Pixar’s story strength has always been in helping audiences process deeply poignant and melancholy feelings about the world — sadness, loss, the fear of abandonment, even the nature of the soul. These are weighty matters that many contemporary purveyors of entertainment for children skip over (it feels like most other kids’ films are either about “friendship” or “being yourself”). With a story based on the four elements, you could imagine, for instance, an exploration of trying to take the scariest phenomena of the world and injecting them with wonder and awe. In its muddledness, Elemental feints in a few directions — ambivalence about your parents’ goals for you, the experience of second-generation immigrants, prejudice against people who don’t look like you — but nothing quite lands securely because it isn’t thoroughly developed.

Disney / Pixar
The course of true elemental love never did run smooth.

Yet Elemental isn’t a full failure. It’s an original story, for one, and coming from Disney, that’s no small thing. The best thing about Elemental — and, since movies are a primarily visual medium, it’s a very good thing indeed — is that it looks incredible.
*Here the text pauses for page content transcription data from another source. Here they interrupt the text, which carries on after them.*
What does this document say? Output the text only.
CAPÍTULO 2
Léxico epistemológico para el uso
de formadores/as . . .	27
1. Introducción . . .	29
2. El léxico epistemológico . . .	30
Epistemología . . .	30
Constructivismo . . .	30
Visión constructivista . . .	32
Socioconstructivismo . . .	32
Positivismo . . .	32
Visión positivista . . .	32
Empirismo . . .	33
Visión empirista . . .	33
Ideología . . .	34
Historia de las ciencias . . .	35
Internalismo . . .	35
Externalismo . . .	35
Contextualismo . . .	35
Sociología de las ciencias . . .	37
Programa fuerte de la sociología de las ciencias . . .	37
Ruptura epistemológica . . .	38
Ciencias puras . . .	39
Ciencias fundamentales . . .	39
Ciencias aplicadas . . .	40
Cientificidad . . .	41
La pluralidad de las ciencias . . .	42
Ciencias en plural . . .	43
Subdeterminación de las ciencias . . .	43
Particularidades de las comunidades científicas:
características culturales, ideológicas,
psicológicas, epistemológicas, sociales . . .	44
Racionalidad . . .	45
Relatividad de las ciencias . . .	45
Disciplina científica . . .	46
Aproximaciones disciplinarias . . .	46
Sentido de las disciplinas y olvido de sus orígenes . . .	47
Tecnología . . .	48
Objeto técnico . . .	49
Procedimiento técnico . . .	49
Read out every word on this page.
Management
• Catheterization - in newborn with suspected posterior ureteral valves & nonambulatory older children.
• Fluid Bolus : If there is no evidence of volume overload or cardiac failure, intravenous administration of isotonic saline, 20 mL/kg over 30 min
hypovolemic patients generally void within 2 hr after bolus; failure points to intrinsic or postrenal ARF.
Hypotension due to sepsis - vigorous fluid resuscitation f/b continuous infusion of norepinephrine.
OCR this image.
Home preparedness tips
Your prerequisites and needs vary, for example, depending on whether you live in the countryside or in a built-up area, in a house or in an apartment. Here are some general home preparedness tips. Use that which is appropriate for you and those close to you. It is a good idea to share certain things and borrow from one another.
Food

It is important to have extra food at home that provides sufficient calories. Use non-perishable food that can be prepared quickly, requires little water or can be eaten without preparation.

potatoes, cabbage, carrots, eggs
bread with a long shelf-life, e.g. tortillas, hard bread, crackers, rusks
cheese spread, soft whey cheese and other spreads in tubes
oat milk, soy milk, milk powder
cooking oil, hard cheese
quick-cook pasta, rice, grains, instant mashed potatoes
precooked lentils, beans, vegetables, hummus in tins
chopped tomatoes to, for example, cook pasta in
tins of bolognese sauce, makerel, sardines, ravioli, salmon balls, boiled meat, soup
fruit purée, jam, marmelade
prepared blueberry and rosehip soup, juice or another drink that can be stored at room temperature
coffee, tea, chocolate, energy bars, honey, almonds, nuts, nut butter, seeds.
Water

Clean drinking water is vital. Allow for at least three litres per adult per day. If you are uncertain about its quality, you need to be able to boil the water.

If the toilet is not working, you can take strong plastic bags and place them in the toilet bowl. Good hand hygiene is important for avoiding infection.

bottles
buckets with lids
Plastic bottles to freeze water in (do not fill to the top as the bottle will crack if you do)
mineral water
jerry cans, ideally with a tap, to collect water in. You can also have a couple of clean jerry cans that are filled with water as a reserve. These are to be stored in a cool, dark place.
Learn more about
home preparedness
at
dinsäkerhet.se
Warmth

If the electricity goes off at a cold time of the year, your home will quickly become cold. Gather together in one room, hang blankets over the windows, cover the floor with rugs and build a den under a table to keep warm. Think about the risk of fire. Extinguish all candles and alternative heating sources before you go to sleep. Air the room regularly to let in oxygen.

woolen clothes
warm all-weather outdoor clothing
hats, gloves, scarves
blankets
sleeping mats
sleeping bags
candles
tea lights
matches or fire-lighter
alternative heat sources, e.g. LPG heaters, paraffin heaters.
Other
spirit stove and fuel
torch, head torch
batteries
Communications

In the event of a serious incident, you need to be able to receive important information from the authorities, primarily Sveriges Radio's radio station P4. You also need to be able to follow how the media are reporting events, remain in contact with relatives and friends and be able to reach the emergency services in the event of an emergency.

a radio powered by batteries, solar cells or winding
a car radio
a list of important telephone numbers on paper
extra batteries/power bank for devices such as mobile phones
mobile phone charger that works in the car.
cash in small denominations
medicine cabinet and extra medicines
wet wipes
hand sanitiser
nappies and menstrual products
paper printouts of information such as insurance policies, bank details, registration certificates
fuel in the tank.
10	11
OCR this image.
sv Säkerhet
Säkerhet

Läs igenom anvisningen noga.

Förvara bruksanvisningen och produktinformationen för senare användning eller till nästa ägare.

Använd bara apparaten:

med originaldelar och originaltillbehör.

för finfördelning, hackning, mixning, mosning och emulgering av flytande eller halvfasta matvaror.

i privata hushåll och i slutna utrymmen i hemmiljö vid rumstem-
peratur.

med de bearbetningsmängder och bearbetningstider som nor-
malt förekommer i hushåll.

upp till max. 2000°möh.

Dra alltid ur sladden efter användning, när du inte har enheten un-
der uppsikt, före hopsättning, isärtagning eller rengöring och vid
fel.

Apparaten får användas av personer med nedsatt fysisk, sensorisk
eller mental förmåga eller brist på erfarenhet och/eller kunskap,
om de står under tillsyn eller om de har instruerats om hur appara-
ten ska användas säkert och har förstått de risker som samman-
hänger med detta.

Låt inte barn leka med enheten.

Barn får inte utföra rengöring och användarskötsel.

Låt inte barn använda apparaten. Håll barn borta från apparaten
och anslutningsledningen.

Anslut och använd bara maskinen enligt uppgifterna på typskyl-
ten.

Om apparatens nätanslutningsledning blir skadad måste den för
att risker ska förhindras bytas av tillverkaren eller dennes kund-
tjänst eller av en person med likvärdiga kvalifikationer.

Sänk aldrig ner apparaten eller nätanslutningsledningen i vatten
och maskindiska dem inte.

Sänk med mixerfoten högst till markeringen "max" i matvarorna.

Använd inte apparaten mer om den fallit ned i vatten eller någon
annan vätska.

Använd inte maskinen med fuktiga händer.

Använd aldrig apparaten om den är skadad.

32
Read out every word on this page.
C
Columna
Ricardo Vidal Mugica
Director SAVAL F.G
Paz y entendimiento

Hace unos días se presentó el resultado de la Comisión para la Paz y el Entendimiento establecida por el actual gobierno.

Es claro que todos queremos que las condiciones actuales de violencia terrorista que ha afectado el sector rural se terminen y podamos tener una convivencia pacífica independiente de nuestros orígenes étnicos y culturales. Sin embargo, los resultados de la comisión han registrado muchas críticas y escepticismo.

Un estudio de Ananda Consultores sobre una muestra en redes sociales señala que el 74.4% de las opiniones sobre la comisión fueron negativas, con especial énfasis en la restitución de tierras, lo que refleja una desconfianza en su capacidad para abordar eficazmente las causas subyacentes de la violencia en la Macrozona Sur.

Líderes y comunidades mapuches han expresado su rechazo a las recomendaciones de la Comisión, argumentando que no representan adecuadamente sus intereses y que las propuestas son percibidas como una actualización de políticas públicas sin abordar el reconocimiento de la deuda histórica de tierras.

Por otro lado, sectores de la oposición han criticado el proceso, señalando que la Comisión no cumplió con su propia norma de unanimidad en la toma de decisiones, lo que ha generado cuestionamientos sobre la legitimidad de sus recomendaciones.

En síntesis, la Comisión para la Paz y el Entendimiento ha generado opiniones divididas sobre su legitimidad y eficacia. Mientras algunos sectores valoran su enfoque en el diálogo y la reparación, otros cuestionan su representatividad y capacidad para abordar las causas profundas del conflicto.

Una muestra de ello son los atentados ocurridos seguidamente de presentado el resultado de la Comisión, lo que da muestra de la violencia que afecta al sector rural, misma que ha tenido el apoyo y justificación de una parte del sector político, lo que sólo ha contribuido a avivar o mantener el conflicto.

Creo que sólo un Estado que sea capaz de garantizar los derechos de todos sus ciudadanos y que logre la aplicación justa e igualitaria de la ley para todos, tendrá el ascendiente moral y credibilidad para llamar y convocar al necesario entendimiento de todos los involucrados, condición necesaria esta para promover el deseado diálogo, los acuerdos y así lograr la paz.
The team at Pixar somehow manages to render a realistic-looking flame that’s also clearly a cartoon, somehow a being with emotions ranging from rage to love to fear, while also in the same frame depicting rushing water so realistic-looking that I started to wonder if they’d actually shot real water instead.

The human artists at Pixar are a peak example of what it means for art and technology to combine, and they’ve been generating genuine amazement from their audiences for three decades. What they’re doing, though, isn’t mere spectacle; it’s creating a space for the imagination to play in, finely rendered and detailed. I’ll never forget attending the “Pixar: 20 Years of Animation” show at New York’s Museum of Modern Art in 2006 and being transfixed by the artistry on display. Pixar rarely gets gimmicky; instead, they strive to create stories and characters and experiences (emotions, elements, souls, memories) that are best crafted through careful animation.

Which is why I left Elemental with a smile on my face. A film without images (or with bad images you can avoid while staring at your phone) might as well be a long podcast. There’s clearly a tug-of-war going on inside Pixar; I don’t know how it will end. But the expectations they’ve set for several generations of audience members about what a great movie can look like — even a movie, yes, for kids — is priceless, and we’ve been lucky to have them.

Elemental opens in theaters on June 16.